Options: - Default (let CLI choose) - Explicit -m gpt-5.2-codex for consistency - Task-based selection

Decision needed by: Implementation

ADR-OA03: Agent Runner Architecture — Parent architecture
ADR-OA03.1: Claude Code Runner — Sibling runner (pattern reference)
ADR-OA03.2: Codex Runner (API) — Superseded API approach
ADR-OA01.1: Conductor Strategy v2 — Parent strategy

Archived Versions¶

adr-oa03.3-codex-cli-spike-2026-01-29.md — Earlier draft from branch (preserved for reference)

As-Built Notes & Addendums¶

Reserved for post-implementation updates. Never edit the original Context/Decision/Consequences sections — always append addendums here.

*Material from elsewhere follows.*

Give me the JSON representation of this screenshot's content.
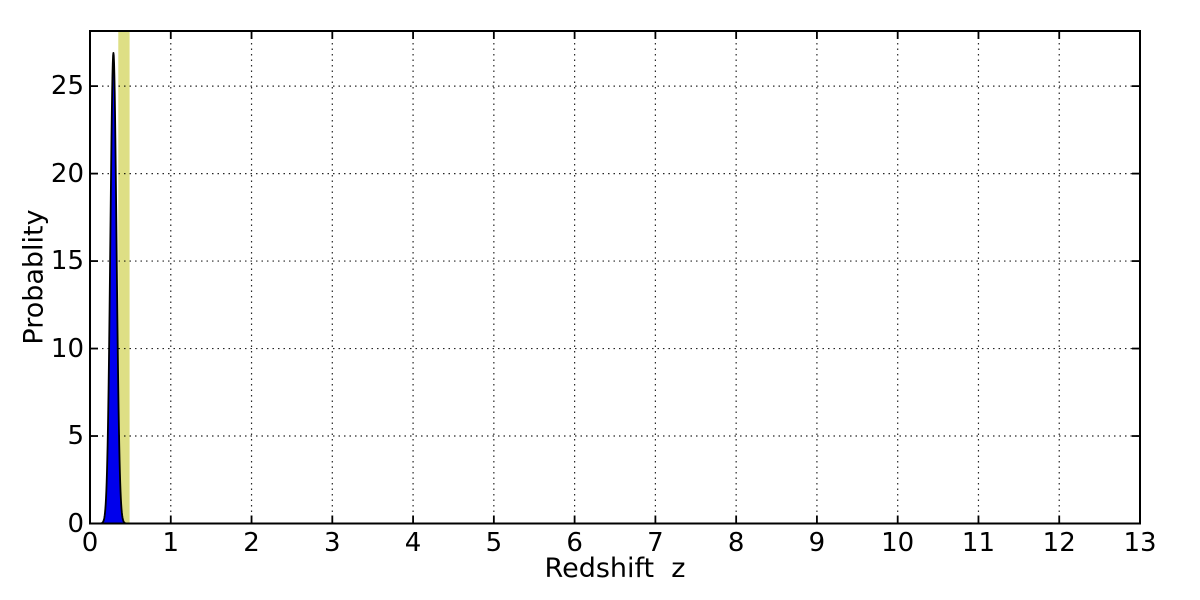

Addendum 2026-02-08: Spike Passed — Implementation Complete¶

Status changed: proposed → implemented

The Codex CLI spike passed all criteria with a successful 7-minute implementation run:

Run Details: - Run ID: 20260208-155213 - Duration: 6m 47s (15:52:13 → 15:59:00 UTC) - Exit code: 0 (completed) - Task: Implement ADR-CF02 (Prompt Catalog Discovery)

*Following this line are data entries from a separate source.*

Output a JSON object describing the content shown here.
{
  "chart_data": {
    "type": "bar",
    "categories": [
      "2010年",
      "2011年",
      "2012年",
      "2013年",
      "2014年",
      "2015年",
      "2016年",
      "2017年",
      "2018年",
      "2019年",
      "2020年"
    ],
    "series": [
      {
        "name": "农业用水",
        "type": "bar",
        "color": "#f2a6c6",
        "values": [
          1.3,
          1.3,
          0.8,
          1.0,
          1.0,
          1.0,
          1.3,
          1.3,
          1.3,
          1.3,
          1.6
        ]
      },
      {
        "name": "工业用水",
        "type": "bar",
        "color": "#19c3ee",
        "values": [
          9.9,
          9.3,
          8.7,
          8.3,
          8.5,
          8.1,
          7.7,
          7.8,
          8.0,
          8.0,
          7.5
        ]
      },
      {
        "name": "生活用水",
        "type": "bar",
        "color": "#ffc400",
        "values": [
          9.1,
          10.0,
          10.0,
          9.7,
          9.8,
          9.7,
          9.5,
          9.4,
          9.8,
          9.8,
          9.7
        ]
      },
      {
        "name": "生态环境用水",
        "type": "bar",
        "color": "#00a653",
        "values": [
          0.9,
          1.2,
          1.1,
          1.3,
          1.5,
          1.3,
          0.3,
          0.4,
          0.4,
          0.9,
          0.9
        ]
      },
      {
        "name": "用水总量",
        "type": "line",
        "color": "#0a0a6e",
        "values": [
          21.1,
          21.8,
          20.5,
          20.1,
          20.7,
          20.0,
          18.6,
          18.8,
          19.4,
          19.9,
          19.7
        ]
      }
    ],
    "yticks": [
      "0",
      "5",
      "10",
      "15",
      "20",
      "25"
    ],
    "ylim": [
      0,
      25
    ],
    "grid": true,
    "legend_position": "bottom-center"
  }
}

Artifact Capture: - 272 events in NDJSON stream - 108 command executions captured with exit codes - 70 reasoning items (chain of thought) - 13KB unified diff - Structured final report in response.txt

Token Usage: - Input: 4,239,965 tokens - Cached: 4,089,472 (96% cache hit) - Output: 17,936 tokens

Event Types Captured: - item.completed (137), command_execution (108), reasoning (70) - item.started (55), file_change (11), todo_list (4) - Full lifecycle: thread.started → turn.started → items → turn.completed

Codex JSON Schema (observed):

{"type": "item.completed", "item": {"id": "item_N", "type": "command_execution", "command": "...", "aggregated_output": "...", "exit_code": 0, "status": "completed"}}
{"type": "item.completed", "item": {"id": "item_N", "type": "reasoning", "text": "..."}}
{"type": "item.completed", "item": {"id": "item_N", "type": "agent_message", "text": "..."}}
{"type": "turn.completed", "usage": {"input_tokens": N, "cached_input_tokens": N, "output_tokens": N}}

Open Questions Resolved: 1. JSONL Event Schema: Documented above. Events are typed with item.started/completed/updated wrappers. 2. Model Selection: -m gpt-5.2-codex confirmed working and recommended for consistency.

Decision: Proceed with full Codex CLI adapter implementation under OA03. Pattern validated as equivalent to Claude Code runner (OA03.1).